The huge misconception about HR is that it’s a hire and fire role. People want to build a career in HR so that they can be in control and bully other colleagues at work. Another cliché I hear from people is “I’m a people person” or “I have passion!” What does that even mean to you?
What’s HR all about?
HR personnel help the business (an organization) achieve its objectives through the people – who are the biggest asset of a business. Managing machines is not as difficult as managing people who can talk and revolt if you’re not doing things right. So ensure you’re moving into HR for the right reasons if you want to get the satisfaction you desire.
Some of the functions HR Professionals perform includes Recruitment/Selection and Onboarding, Learning and Development, Performance Management, Compensation and Benefit, Documentation, Exit Management, Organizational Development, and Change Management.
You can decide to be a Generalist or a Specialist in any of the HR Functions mentioned. A lot of people are generalists, but being a specialist is also good. Specialists are highly sought after and the pay is juicier because they are scarcer than Generalists.
A social science degree is preferred but it’s not compulsory. If you’re about to choose a degree, I would advise you do a social science course e.g. Industrial Relations and Personnel Management. This is because it’s easier for people with the required educational background than people who do not have it. If you have gotten a degree (doesn’t matter the course) and you have made up your mind to build a career in HR, I would advise you register with CIPM and start writing the exams. As someone who didn’t have a background in HR (I studied Chemical Engineering), those exams really taught me about the basics of practicing HR in Nigeria.
Apart from learning, you also get to network with other HR personnel in your study centre. I would advise you to join a nearby chapter, go for meetings and be involved. Networking is one of the fastest ways to get a job in HR.
Other certifications you can take as time goes on: aPHRi, PHRi, SPHRi, GPHRi, SHRM or a Masters in HR/Industrial Relations.
I’ve highlighted a few skills an H.R Professional should have or build over time to be successful:
The ability to communicate effectively and be void of ambiguity. Oral and written communication is key! The ability to listen well is also key!
The ability to be self-organized and deploy it towards helping the business is important. HR Generalist does a lot of things. If you’re not organized, you will drop the ball.

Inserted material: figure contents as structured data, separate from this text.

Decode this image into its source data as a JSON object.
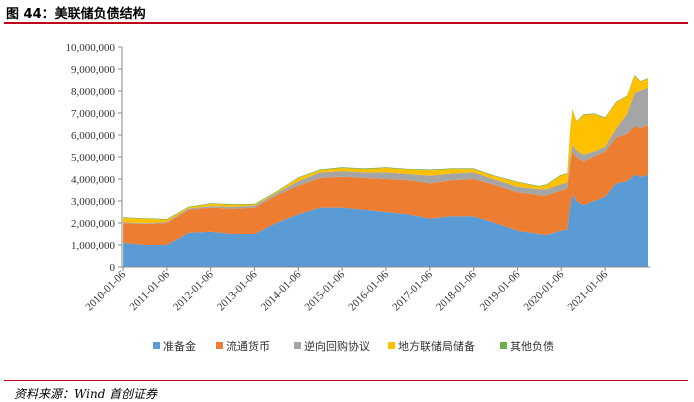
{
  "header": {
    "title": "图 44：美联储负债结构"
  },
  "footer": {
    "source": "资料来源：Wind  首创证券"
  },
  "colors": {
    "rule": "#c0001a",
    "series": [
      "#5b9bd5",
      "#ed7d31",
      "#a5a5a5",
      "#ffc000",
      "#70ad47"
    ]
  },
  "chart_data": {
    "type": "area",
    "stacked": true,
    "title": "",
    "xlabel": "",
    "ylabel": "",
    "ylim": [
      0,
      10000000
    ],
    "y_ticks": [
      0,
      1000000,
      2000000,
      3000000,
      4000000,
      5000000,
      6000000,
      7000000,
      8000000,
      9000000,
      10000000
    ],
    "y_tick_labels": [
      "0",
      "1,000,000",
      "2,000,000",
      "3,000,000",
      "4,000,000",
      "5,000,000",
      "6,000,000",
      "7,000,000",
      "8,000,000",
      "9,000,000",
      "10,000,000"
    ],
    "x_tick_labels": [
      "2010-01-06",
      "2011-01-06",
      "2012-01-06",
      "2013-01-06",
      "2014-01-06",
      "2015-01-06",
      "2016-01-06",
      "2017-01-06",
      "2018-01-06",
      "2019-01-06",
      "2020-01-06",
      "2021-01-06"
    ],
    "legend_position": "bottom",
    "grid": false,
    "x": [
      "2010-01-06",
      "2010-07-06",
      "2011-01-06",
      "2011-07-06",
      "2012-01-06",
      "2012-07-06",
      "2013-01-06",
      "2013-07-06",
      "2014-01-06",
      "2014-07-06",
      "2015-01-06",
      "2015-07-06",
      "2016-01-06",
      "2016-07-06",
      "2017-01-06",
      "2017-07-06",
      "2018-01-06",
      "2018-07-06",
      "2019-01-06",
      "2019-07-06",
      "2019-09-06",
      "2019-12-30",
      "2020-02-26",
      "2020-03-18",
      "2020-04-08",
      "2020-05-13",
      "2020-07-08",
      "2020-10-07",
      "2021-01-06",
      "2021-04-07",
      "2021-07-07",
      "2021-09-08",
      "2021-10-27",
      "2021-12-29"
    ],
    "series": [
      {
        "name": "准备金",
        "values": [
          1100000,
          1000000,
          1000000,
          1550000,
          1600000,
          1500000,
          1500000,
          2000000,
          2400000,
          2700000,
          2700000,
          2600000,
          2500000,
          2400000,
          2200000,
          2300000,
          2300000,
          2000000,
          1650000,
          1500000,
          1450000,
          1650000,
          1700000,
          2700000,
          3300000,
          3000000,
          2800000,
          3000000,
          3200000,
          3800000,
          3900000,
          4200000,
          4100000,
          4200000
        ]
      },
      {
        "name": "流通货币",
        "values": [
          900000,
          950000,
          1000000,
          1050000,
          1100000,
          1150000,
          1200000,
          1250000,
          1300000,
          1350000,
          1400000,
          1450000,
          1500000,
          1550000,
          1600000,
          1650000,
          1700000,
          1720000,
          1750000,
          1770000,
          1800000,
          1820000,
          1850000,
          1880000,
          1950000,
          1980000,
          2000000,
          2020000,
          2050000,
          2080000,
          2150000,
          2200000,
          2220000,
          2250000
        ]
      },
      {
        "name": "逆向回购协议",
        "values": [
          30000,
          40000,
          50000,
          60000,
          70000,
          80000,
          90000,
          100000,
          200000,
          250000,
          250000,
          250000,
          300000,
          280000,
          350000,
          300000,
          300000,
          250000,
          250000,
          260000,
          280000,
          280000,
          290000,
          300000,
          300000,
          320000,
          310000,
          230000,
          220000,
          400000,
          900000,
          1500000,
          1700000,
          1700000
        ]
      },
      {
        "name": "地方联储局储备",
        "values": [
          200000,
          200000,
          100000,
          50000,
          100000,
          100000,
          50000,
          50000,
          150000,
          100000,
          150000,
          150000,
          200000,
          200000,
          250000,
          200000,
          150000,
          150000,
          200000,
          120000,
          200000,
          400000,
          400000,
          1200000,
          1600000,
          1300000,
          1800000,
          1700000,
          1300000,
          1200000,
          800000,
          800000,
          400000,
          400000
        ]
      },
      {
        "name": "其他负债",
        "values": [
          30000,
          30000,
          30000,
          30000,
          30000,
          30000,
          30000,
          30000,
          30000,
          30000,
          30000,
          30000,
          30000,
          30000,
          30000,
          30000,
          30000,
          30000,
          30000,
          30000,
          30000,
          30000,
          30000,
          30000,
          30000,
          30000,
          30000,
          30000,
          30000,
          30000,
          30000,
          30000,
          30000,
          30000
        ]
      }
    ]
  }
}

This is where you have to put the ‘human’ in HR. This is very critical so you don’t become a tyrant.
This is the ability to create a good experience for your customers (the staff members you manage). They are your clients and you’re not a ‘god’.
You will need to make a lot of tough decisions. For instance, making recruitment decisions would involve a lot of thought process, so you have to develop that over time.
HR Practitioners usually take up multiple projects in the organization which they have to see to completion.
I can tell you for free that HR is a rewarding career that allows you make an impact on the lives of people and also the business. The best part is seeing your efforts and initiatives drive business growth and reduce turnover, thereby saving cost and seeing the business succeed. The ability to balance your policies to suit management and staff will help you succeed. It is financially rewarding and it’s a good career path in which you can grow.
I wish you the best in your HR journey.